Gleichzeitig sind jedoch die Verborgenen Worte voll von Warnungen vor den gefährlichen Verlockungen des Reichtums, der eine „mächtige Schranke“ ist zwischen dem Gläubigen und dem wahren Ziel seiner Anbetung. Es wundert also nicht, dass Bahá’u’lláh die Stufe des Reichen preist, den sein Besitz nicht daran hindert, das ewige Reich Gottes zu erlangen; der Glanz einer solchen Seele „soll die Himmelsbewohner so erleuchten, wie die Sonne dem Erdenvolk Licht spendet“.
‘Abdu’l-Bahá stellt fest: „... wenn ein kluger, verständiger Mensch Wege fände, wie das Einkommen der Volksmassen allgemein gehoben werden kann, [gäbe es] kein wichtigeres Unternehmen als dieses, und in den Augen Gottes würde dies als die größte Errungenschaft gelten“.
Denn „Wohlstand ist in höchstem Maße lobenswert, sofern die ganze Bevölkerung in Wohlstand lebt“. Jeder von uns muss seine eigene Lebensweise überprüfen, um zu entscheiden, was wirklich notwendig ist, und dann voll Freude seine Verpflichtungen nach dem Ḥuqúqu’lláh-Gesetz erfüllen.

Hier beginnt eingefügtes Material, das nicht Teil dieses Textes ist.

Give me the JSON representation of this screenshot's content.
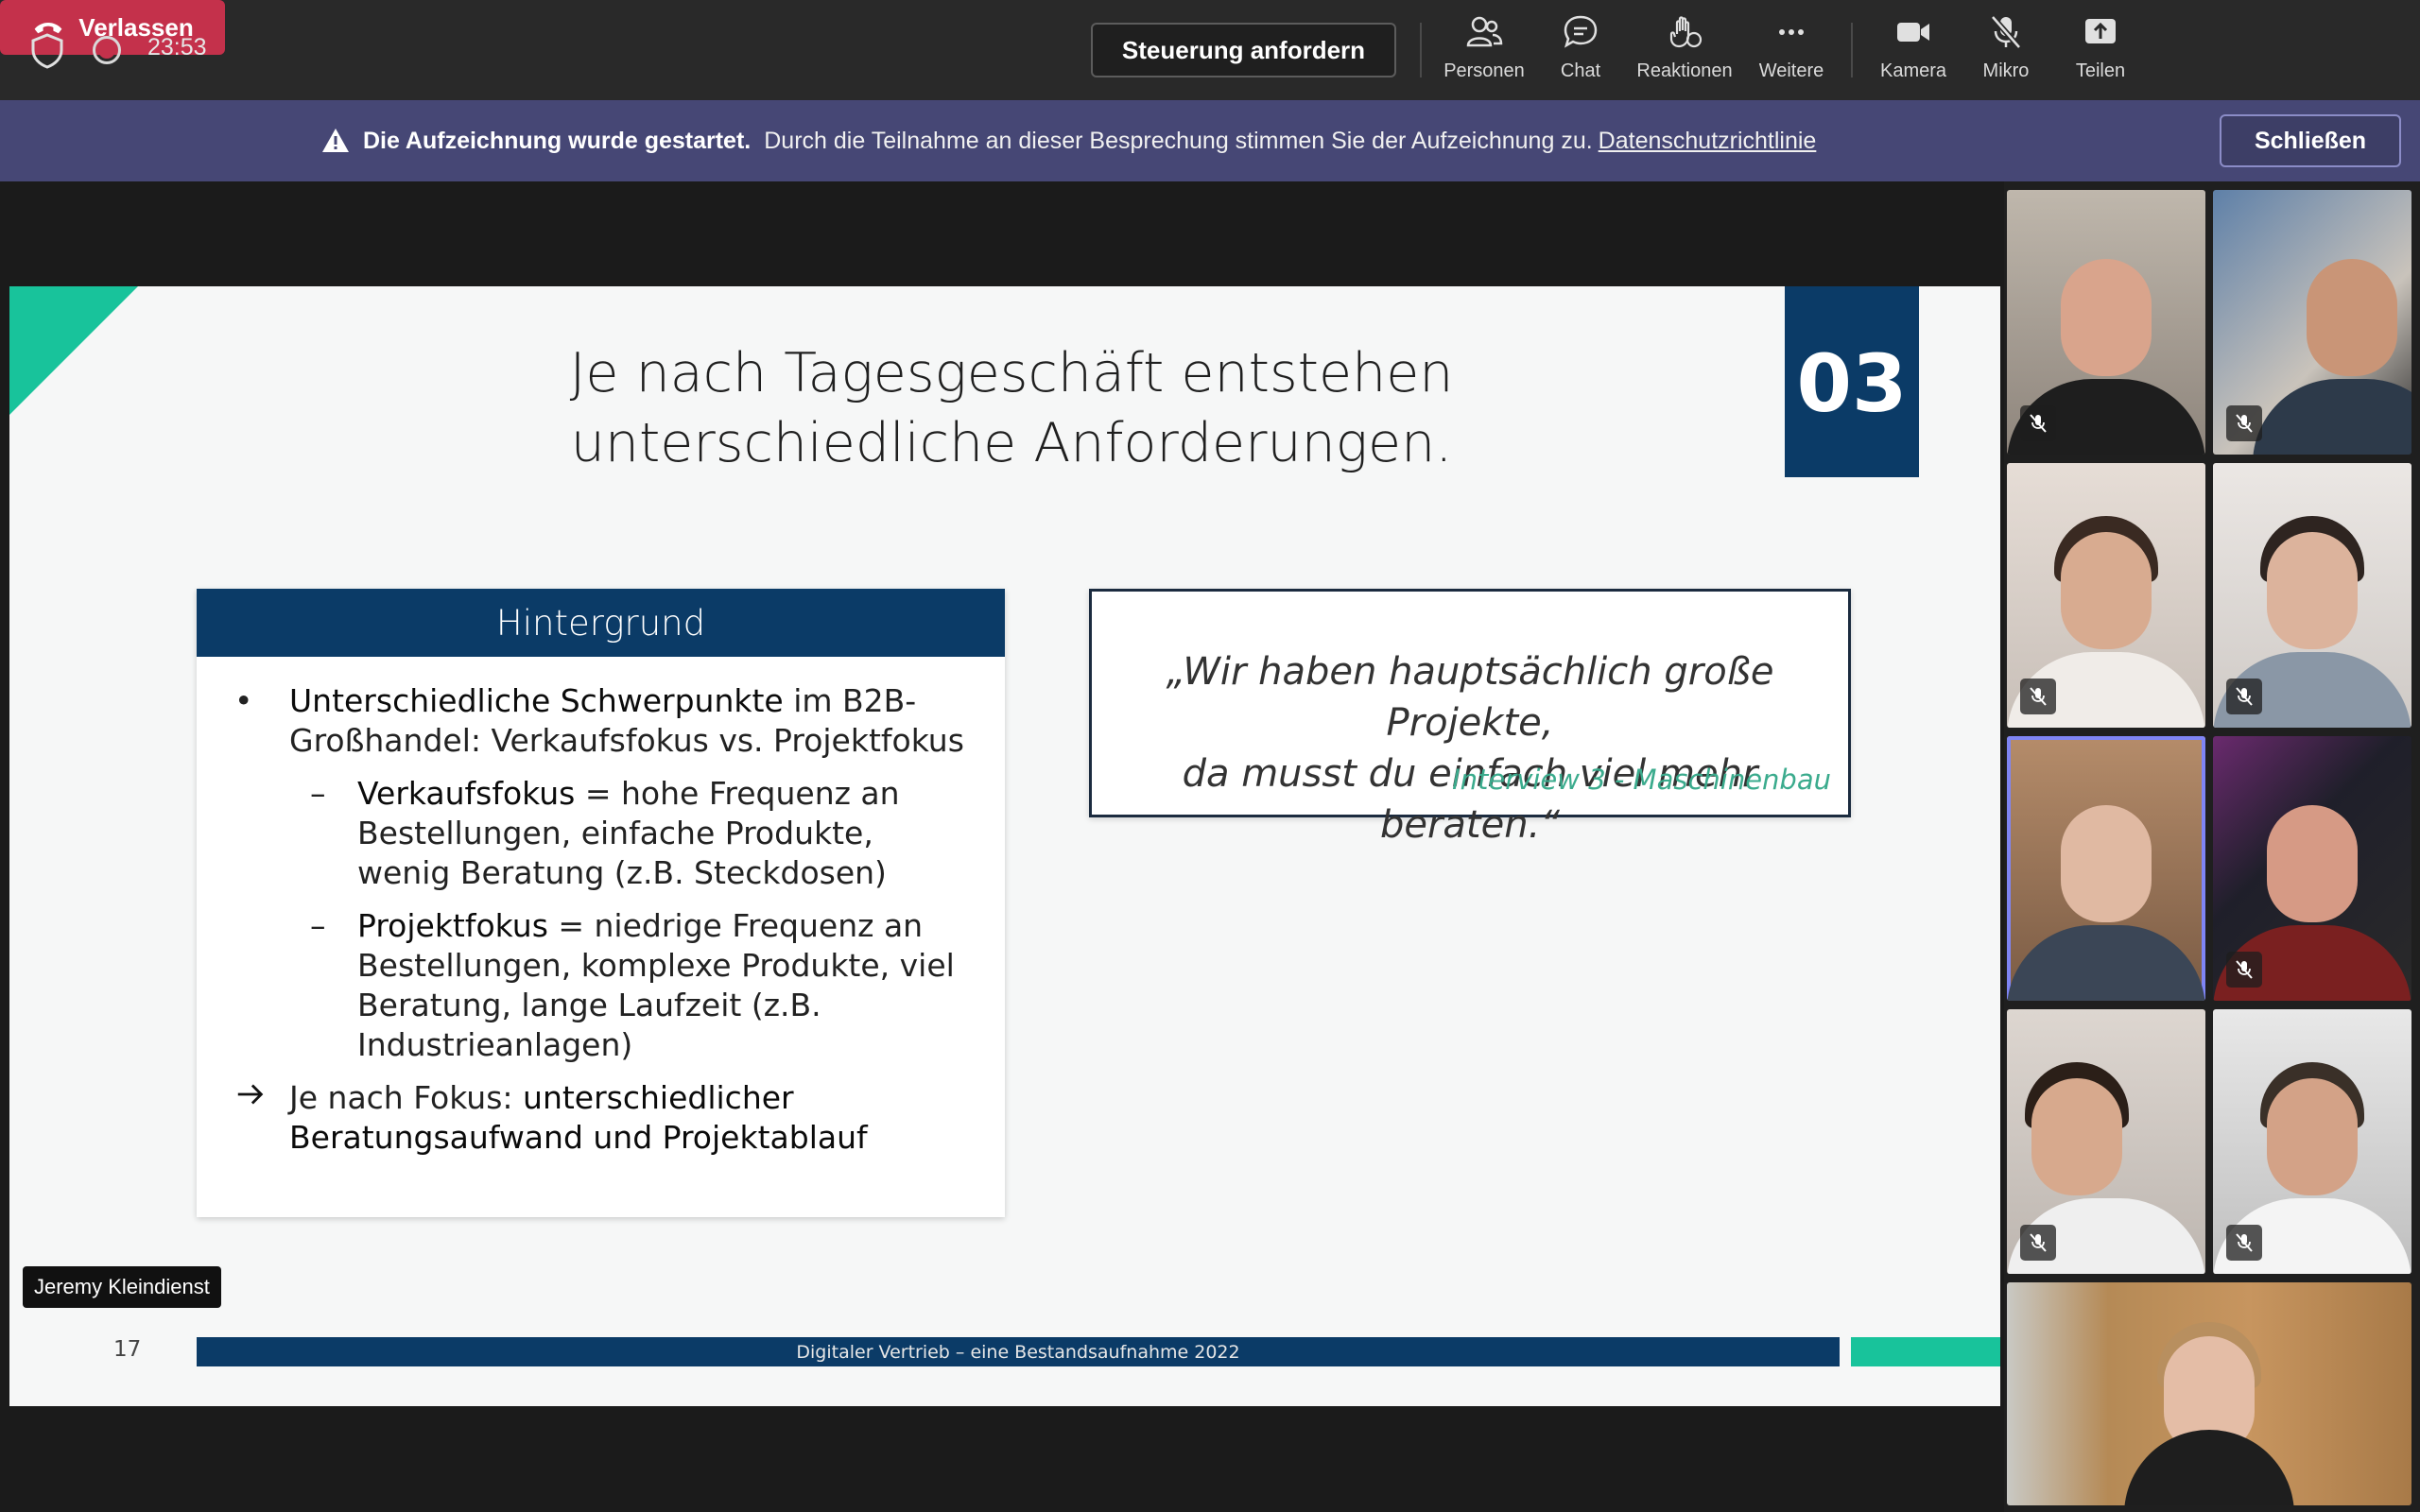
{
  "topbar": {
    "timer": "23:53",
    "request_control": "Steuerung anfordern",
    "buttons": {
      "people": "Personen",
      "chat": "Chat",
      "reactions": "Reaktionen",
      "more": "Weitere",
      "camera": "Kamera",
      "mic": "Mikro",
      "share": "Teilen"
    },
    "leave": "Verlassen"
  },
  "banner": {
    "title": "Die Aufzeichnung wurde gestartet.",
    "message": "Durch die Teilnahme an dieser Besprechung stimmen Sie der Aufzeichnung zu.",
    "link": "Datenschutzrichtlinie",
    "close": "Schließen"
  },
  "slide": {
    "title_line1": "Je nach Tagesgeschäft entstehen",
    "title_line2": "unterschiedliche Anforderungen.",
    "section_number": "03",
    "card": {
      "header": "Hintergrund",
      "bullet1_strong": "Unterschiedliche Schwerpunkte",
      "bullet1_rest": " im B2B-Großhandel: Verkaufsfokus vs. Projektfokus",
      "sub1_strong": "Verkaufsfokus",
      "sub1_rest": " = hohe Frequenz an Bestellungen, einfache Produkte, wenig Beratung (z.B. Steckdosen)",
      "sub2_strong": "Projektfokus",
      "sub2_rest": " = niedrige Frequenz an Bestellungen, komplexe Produkte, viel Beratung, lange Laufzeit (z.B. Industrieanlagen)",
      "arrow_plain": "Je nach Fokus: ",
      "arrow_strong": "unterschiedlicher Beratungsaufwand und Projektablauf"
    },
    "quote": {
      "line1": "„Wir haben hauptsächlich große Projekte,",
      "line2": "da musst du einfach viel mehr beraten.“",
      "source": "Interview 3 - Maschinenbau"
    },
    "page_number": "17",
    "footer": "Digitaler Vertrieb – eine Bestandsaufnahme 2022"
  },
  "presenter": {
    "name": "Jeremy Kleindienst"
  },
  "colors": {
    "topbar": "#292929",
    "banner": "#464775",
    "leave": "#c4314b",
    "slide_navy": "#0b3b67",
    "slide_teal": "#18c39b",
    "active_speaker": "#7f85f5"
  }
}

Solche Disziplin ist unerlässlich, um die eigenen Prioritäten zu ordnen, jeglichen Besitz zu reinigen und sicherzustellen, dass der Anteil, der das Recht Gottes ist, dem Wohl der Allgemeinheit zugutekommt. Zufriedenheit und rechtes Maß, Güte und Mitgefühl, Opferbereitschaft und das Vertrauen auf den Allmächtigen sind zu allen Zeiten Eigenschaften, die der gottesfürchtigen Seele wohl anstehen.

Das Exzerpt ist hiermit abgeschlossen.